Rates of mental health problems in young people are also high, and increasing, with around one in ten children aged 5-16 years having a diagnosable condition. Obesity, mental ill health has been identified as a major cause of persistent disability with attendant economic implications. There are many plausible reasons why excess adiposity may be associated with poor psychological adjustment. These include: the impact of obesity on self-esteem and social confidence; the direct effect of hormonal and metabolic changes on brain function; the result of changes in dietary behavior and physical activity levels that can be a consequence of depressed mood(16).
Adolescents who are overweight are commonly victimized by peers and experience higher rates of low self-esteem, sadness, nervousness and loneliness than peers in the normal weight range. Some of these adolescents, in particular girls and younger adolescents suffer depressive symptoms and are more likely to experience suicidal contemplation if subject to weight-based teasing. Heightened body consciousness has been identified as a unique barrier to physical activity for overweight youth as compared to non-overweight youth. Moreover, overweight youth tend to perceive a greater number of barriers to sports participation, including feeling insecure about their appearance(17).
Excess weight is also caused by a number of other contributory factors including personal, social and environmental influences that pose more challenges in terms of understanding, measurement and change. Personal characteristics and behaviors can negatively impact a child’s weight, mental health and sleep.

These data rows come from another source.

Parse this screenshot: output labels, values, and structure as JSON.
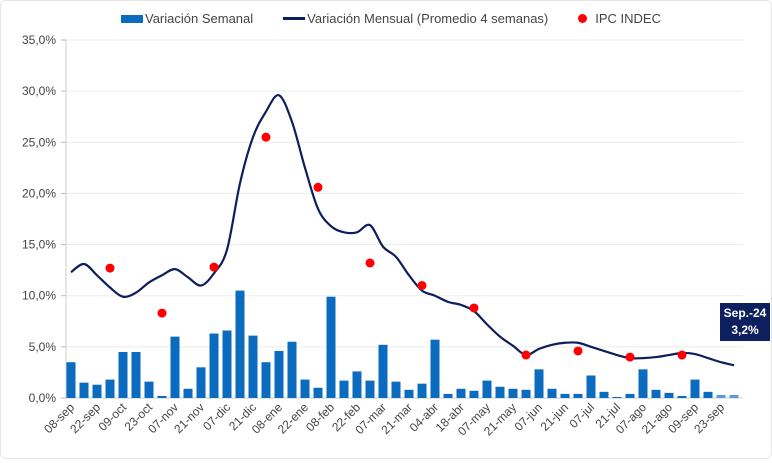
{
  "chart_data": {
    "type": "bar+line+scatter",
    "legend": {
      "placement": "top",
      "bars": "Variación Semanal",
      "line": "Variación Mensual (Promedio 4 semanas)",
      "dots": "IPC INDEC"
    },
    "ylim": [
      0,
      35
    ],
    "yticks": [
      "0,0%",
      "5,0%",
      "10,0%",
      "15,0%",
      "20,0%",
      "25,0%",
      "30,0%",
      "35,0%"
    ],
    "grid": true,
    "xtick_labels": [
      "08-sep",
      "22-sep",
      "09-oct",
      "23-oct",
      "07-nov",
      "21-nov",
      "07-dic",
      "21-dic",
      "08-ene",
      "22-ene",
      "08-feb",
      "22-feb",
      "07-mar",
      "21-mar",
      "04-abr",
      "18-abr",
      "07-may",
      "21-may",
      "07-jun",
      "21-jun",
      "07-jul",
      "21-jul",
      "07-ago",
      "21-ago",
      "09-sep",
      "23-sep"
    ],
    "weekly": [
      3.5,
      1.5,
      1.3,
      1.8,
      4.5,
      4.5,
      1.6,
      0.2,
      6.0,
      0.9,
      3.0,
      6.3,
      6.6,
      10.5,
      6.1,
      3.5,
      4.6,
      5.5,
      1.8,
      1.0,
      9.9,
      1.7,
      2.6,
      1.7,
      5.2,
      1.6,
      0.8,
      1.4,
      5.7,
      0.4,
      0.9,
      0.7,
      1.7,
      1.1,
      0.9,
      0.8,
      2.8,
      0.9,
      0.4,
      0.4,
      2.2,
      0.6,
      0.1,
      0.4,
      2.8,
      0.8,
      0.5,
      0.2,
      1.8,
      0.6,
      0.3,
      0.3
    ],
    "monthly": [
      12.3,
      13.1,
      12.0,
      10.8,
      9.9,
      10.3,
      11.3,
      12.0,
      12.6,
      11.8,
      11.0,
      12.2,
      14.5,
      21.0,
      25.5,
      28.0,
      29.6,
      27.0,
      22.5,
      18.5,
      16.8,
      16.2,
      16.2,
      16.9,
      14.8,
      13.8,
      12.0,
      10.5,
      10.0,
      9.4,
      9.1,
      8.5,
      7.2,
      6.0,
      5.1,
      4.2,
      4.8,
      5.2,
      5.4,
      5.4,
      5.0,
      4.6,
      4.2,
      3.9,
      3.9,
      4.0,
      4.2,
      4.4,
      4.3,
      3.9,
      3.5,
      3.2
    ],
    "ipc": [
      {
        "week": 3,
        "value": 12.7
      },
      {
        "week": 7,
        "value": 8.3
      },
      {
        "week": 11,
        "value": 12.8
      },
      {
        "week": 15,
        "value": 25.5
      },
      {
        "week": 19,
        "value": 20.6
      },
      {
        "week": 23,
        "value": 13.2
      },
      {
        "week": 27,
        "value": 11.0
      },
      {
        "week": 31,
        "value": 8.8
      },
      {
        "week": 35,
        "value": 4.2
      },
      {
        "week": 39,
        "value": 4.6
      },
      {
        "week": 43,
        "value": 4.0
      },
      {
        "week": 47,
        "value": 4.2
      }
    ],
    "annotation": {
      "line1": "Sep.-24",
      "line2": "3,2%"
    },
    "colors": {
      "bars": "#0a6bbf",
      "line": "#0d1f5c",
      "dots": "#ff0000",
      "callout": "#0d1f5c"
    }
  }
}
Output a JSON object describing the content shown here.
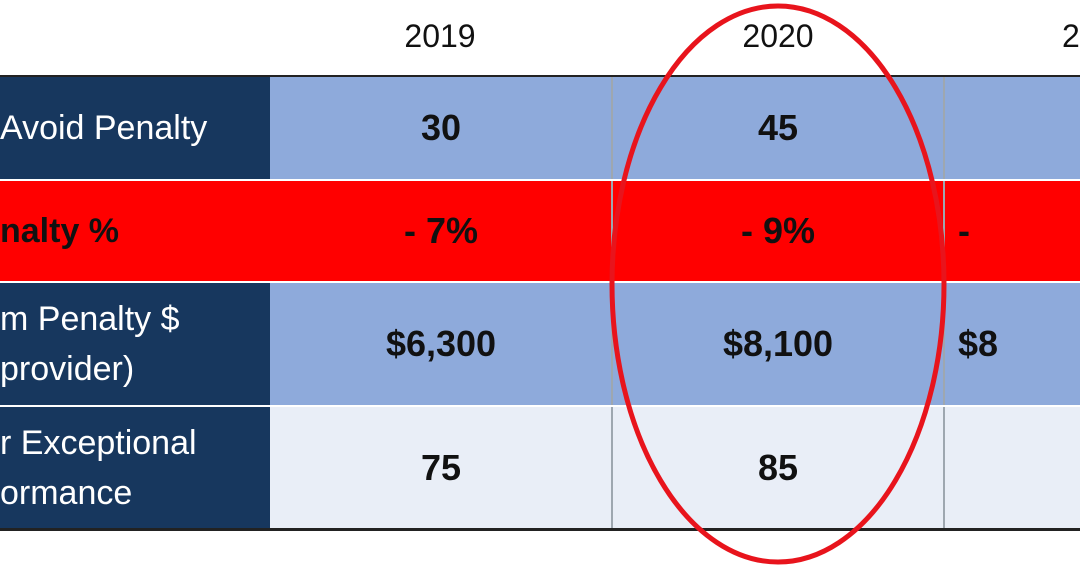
{
  "years": [
    "2019",
    "2020",
    "2"
  ],
  "rows": [
    {
      "label": "Avoid Penalty",
      "values": [
        "30",
        "45",
        ""
      ]
    },
    {
      "label": "nalty %",
      "values": [
        "- 7%",
        "- 9%",
        "-"
      ]
    },
    {
      "label": "m Penalty $\nprovider)",
      "values": [
        "$6,300",
        "$8,100",
        "$8"
      ]
    },
    {
      "label": "r Exceptional\normance",
      "values": [
        "75",
        "85",
        ""
      ]
    }
  ],
  "colors": {
    "label_bg": "#17375e",
    "row_blue": "#8eaadb",
    "row_red": "#ff0000",
    "row_light": "#e9eef7",
    "highlight_circle": "#e8141c"
  }
}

Social and environmental factors include those influences in the home, school, community and society. For instance, family and friends influence and support one’s lifestyle and daily habits; schools are seemingly providing fewer opportunities for physical activity, due to a greater emphasis on academic achievement; and environmental factors including community resources and even media in society are sending conflicting messages concerning a healthy lifestyle(18).
The positive relationship between television viewing and obesity in children and adolescents is well known. Television viewing has also been linked to a number of other important public health issues in youth including violent and aggressive acts, initiation of early sexual behaviors, body self-image issues and substance use and abuse. Excessive computer and video game use has been associated with many of the same health and social problems(19).
The purpose of the present paper is to provide an overview of research linking to reduce overweight and obesity related behavioral risk factors and to challenge the current notion that prevention should focus on nutrition, weight and physical activity among school going children in rural area of Bangladesh.